ハラペコ一般男性
彼はある日あまりの空腹で、家にある食料をすべて食べてしまった。それでも足りず、スーパーとコンビニをハシゴし、甘いモノから辛いモノまでしこたま買い込んだ。
喰い尽くしてしまった。
それでも足りない。
その後も、
食べて食べて食べて食べ足らず飽き足らず。
食べて食べて食べて食べ余ることもなく。
彼は余すことなく、とりあえず、近所のコンビニの商品を買い占め食い尽くした。やはり、とめどなく近所のスーパーまで買い占めて食い尽くした。
金が尽きた。
しかし食欲は尽きない。
そこで彼は、倫理観という奴が邪魔していることに気付く。
捨てた。
彼はありったけの刃物と歯で自宅アパートの住民をバリバリと、食い尽くした。

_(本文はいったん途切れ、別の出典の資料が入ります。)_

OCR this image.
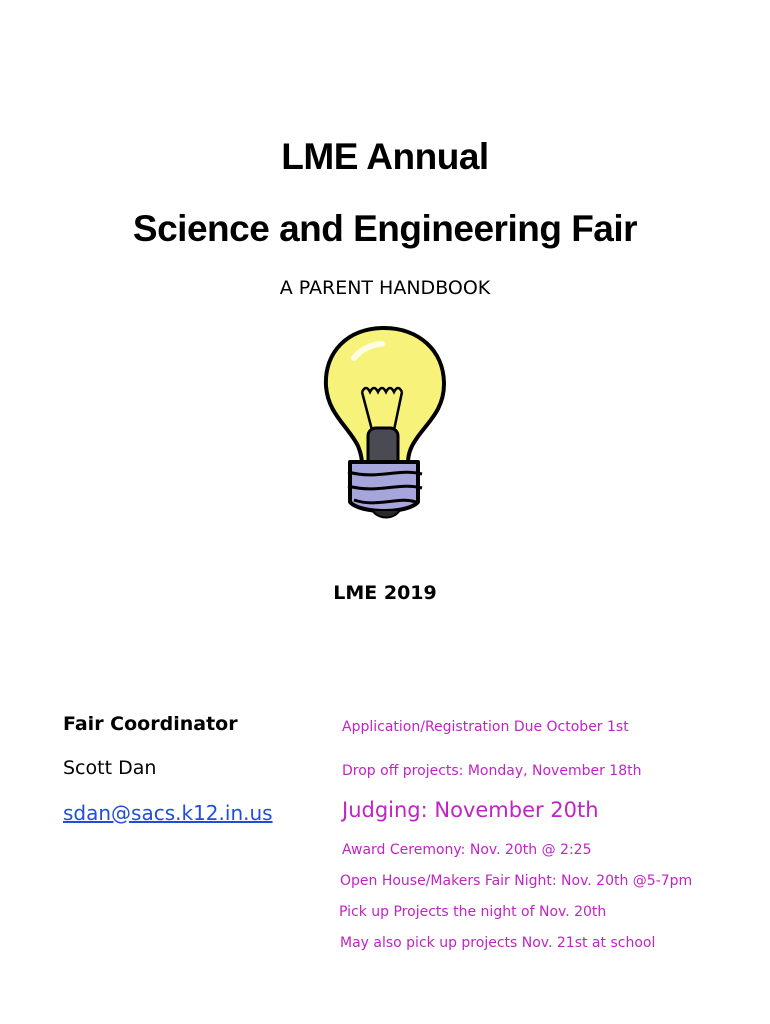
LME Annual
Science and Engineering Fair
A PARENT HANDBOOK
LME 2019
Fair Coordinator
Scott Dan
sdan@sacs.k12.in.us
Application/Registration Due October 1st
Drop off projects: Monday, November 18th
Judging: November 20th
Award Ceremony: Nov. 20th @ 2:25
Open House/Makers Fair Night: Nov. 20th @5-7pm
Pick up Projects the night of Nov. 20th
May also pick up projects Nov. 21st at school
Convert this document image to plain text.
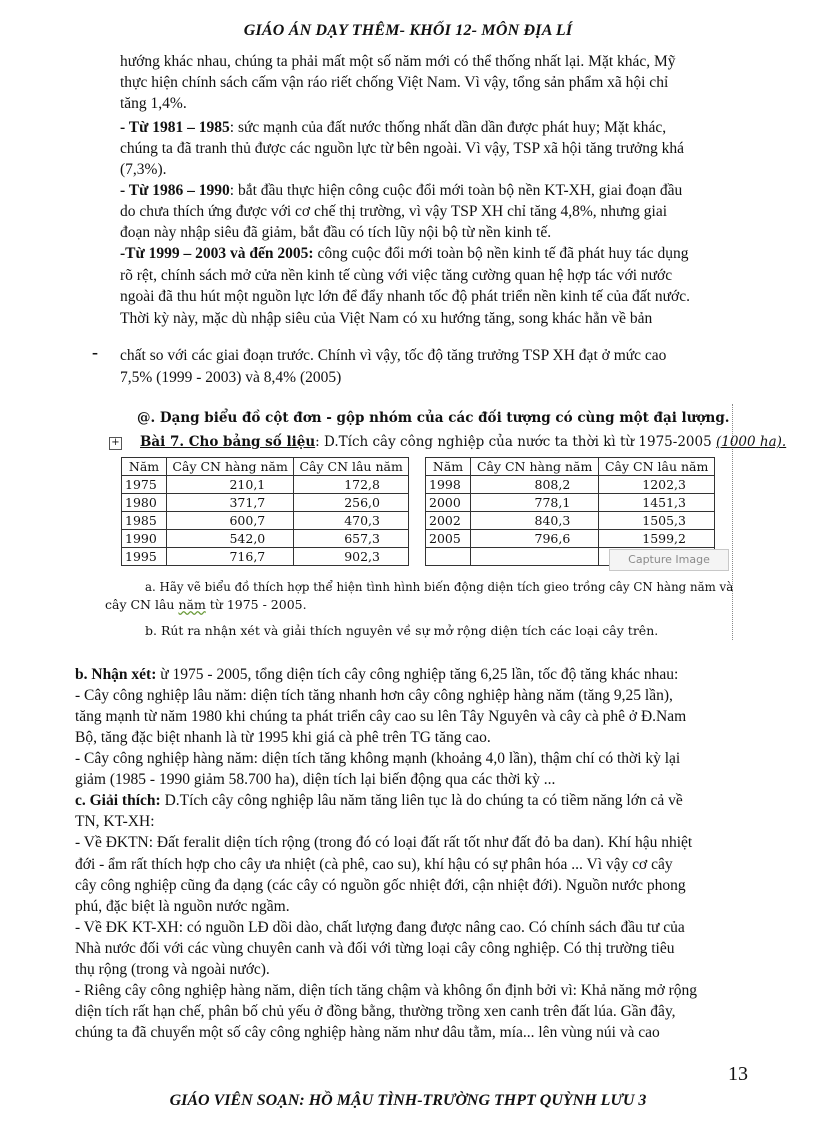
GIÁO ÁN DẠY THÊM- KHỐI 12- MÔN ĐỊA LÍ
hướng khác nhau, chúng ta phải mất một số năm mới có thể thống nhất lại. Mặt khác, Mỹ
thực hiện chính sách cấm vận ráo riết chống Việt Nam. Vì vậy, tổng sản phẩm xã hội chỉ
tăng 1,4%.
- Từ 1981 – 1985: sức mạnh của đất nước thống nhất dần dần được phát huy; Mặt khác,
chúng ta đã tranh thủ được các nguồn lực từ bên ngoài. Vì vậy, TSP xã hội tăng trưởng khá
(7,3%).
- Từ 1986 – 1990: bắt đầu thực hiện công cuộc đổi mới toàn bộ nền KT-XH, giai đoạn đầu
do chưa thích ứng được với cơ chế thị trường, vì vậy TSP XH chỉ tăng 4,8%, nhưng giai
đoạn này nhập siêu đã giảm, bắt đầu có tích lũy nội bộ từ nền kinh tế.
-Từ 1999 – 2003 và đến 2005: công cuộc đổi mới toàn bộ nền kinh tế đã phát huy tác dụng
rõ rệt, chính sách mở cửa nền kinh tế cùng với việc tăng cường quan hệ hợp tác với nước
ngoài đã thu hút một nguồn lực lớn để đẩy nhanh tốc độ phát triển nền kinh tế của đất nước.
Thời kỳ này, mặc dù nhập siêu của Việt Nam có xu hướng tăng, song khác hẳn về bản
- chất so với các giai đoạn trước. Chính vì vậy, tốc độ tăng trưởng TSP XH đạt ở mức cao
7,5% (1999 - 2003) và 8,4% (2005)
@. Dạng biểu đồ cột đơn - gộp nhóm của các đối tượng có cùng một đại lượng.
+ Bài 7. Cho bảng số liệu: D.Tích cây công nghiệp của nước ta thời kì từ 1975-2005 (1000 ha).
Năm	Cây CN hàng năm	Cây CN lâu năm
1975	210,1	172,8
1980	371,7	256,0
1985	600,7	470,3
1990	542,0	657,3
1995	716,7	902,3
Năm	Cây CN hàng năm	Cây CN lâu năm
1998	808,2	1202,3
2000	778,1	1451,3
2002	840,3	1505,3
2005	796,6	1599,2

Capture Image
a. Hãy vẽ biểu đồ thích hợp thể hiện tình hình biến động diện tích gieo trồng cây CN hàng năm và
cây CN lâu năm từ 1975 - 2005.
b. Rút ra nhận xét và giải thích nguyên về sự mở rộng diện tích các loại cây trên.
b. Nhận xét: ừ 1975 - 2005, tổng diện tích cây công nghiệp tăng 6,25 lần, tốc độ tăng khác nhau:
- Cây công nghiệp lâu năm: diện tích tăng nhanh hơn cây công nghiệp hàng năm (tăng 9,25 lần),
tăng mạnh từ năm 1980 khi chúng ta phát triển cây cao su lên Tây Nguyên và cây cà phê ở Đ.Nam
Bộ, tăng đặc biệt nhanh là từ 1995 khi giá cà phê trên TG tăng cao.
- Cây công nghiệp hàng năm: diện tích tăng không mạnh (khoảng 4,0 lần), thậm chí có thời kỳ lại
giảm (1985 - 1990 giảm 58.700 ha), diện tích lại biến động qua các thời kỳ ...
c. Giải thích: D.Tích cây công nghiệp lâu năm tăng liên tục là do chúng ta có tiềm năng lớn cả về
TN, KT-XH:
- Về ĐKTN: Đất feralit diện tích rộng (trong đó có loại đất rất tốt như đất đỏ ba dan). Khí hậu nhiệt
đới - ẩm rất thích hợp cho cây ưa nhiệt (cà phê, cao su), khí hậu có sự phân hóa ... Vì vậy cơ cây
cây công nghiệp cũng đa dạng (các cây có nguồn gốc nhiệt đới, cận nhiệt đới). Nguồn nước phong
phú, đặc biệt là nguồn nước ngầm.
- Về ĐK KT-XH: có nguồn LĐ dồi dào, chất lượng đang được nâng cao. Có chính sách đầu tư của
Nhà nước đối với các vùng chuyên canh và đối với từng loại cây công nghiệp. Có thị trường tiêu
thụ rộng (trong và ngoài nước).
- Riêng cây công nghiệp hàng năm, diện tích tăng chậm và không ổn định bởi vì: Khả năng mở rộng
diện tích rất hạn chế, phân bố chủ yếu ở đồng bằng, thường trồng xen canh trên đất lúa. Gần đây,
chúng ta đã chuyển một số cây công nghiệp hàng năm như dâu tằm, mía... lên vùng núi và cao
13
GIÁO VIÊN SOẠN: HỒ MẬU TÌNH-TRƯỜNG THPT QUỲNH LƯU 3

流石に警察を呼ばれたが、難なく、警察官もお尻から被りついて食いちぎって、骨ごとバリバリと喰い貪り、ぬらぬらしたピンクや赤褐色の臓物もぺろりと胃に流し込む。
刃物は捨てた、必要なかった。
その調子で、街中の人々食って排泄したために、食い残しの肉片と汚物で地獄の様相を呈する。
ついには自衛隊と米軍と警察隊が出動するが、
やはり、
難なく食い尽くす。彼に生命力に近代兵器も歯が立たない。
関東地方を喰い尽くすころには、全長が1.5キロメートルを超え、スピードはマッハ2を超えるほどに成長した。
日本は無人となった。
全世界による核攻撃の集中砲火も、無駄に終わった。
すべて打ち尽くしても、彼は微塵も勢いを止めず、世界中を文字通り飛びまわり、両翼をバッサバッサと羽ばたかせ、
66日後。
全人類を一人残らず食い尽くしてしまった。
本意ではないが、他の生物も食べ尽くした。
だが、
それでも、
彼はハラペコだった。
「指、ポリポリしてて、いい食感してるな」
あっという間に両手足をかみ砕く。
その後、両腕と両足の膝から下を食べ尽くす。
背骨を折りながら下半身を貪り、自然と首がもげて、上半身までよく噛んで食べきった。
口の周り。歯のとどく範囲を食べ、そのあとは如何ともしがたく、非常にくやしいことだが彼は、
餓死した。
死に顔は、満足しきった穏やかなものだった。
世界は静寂に包まれ、残った種による新たな時代の幕開けを待っていた。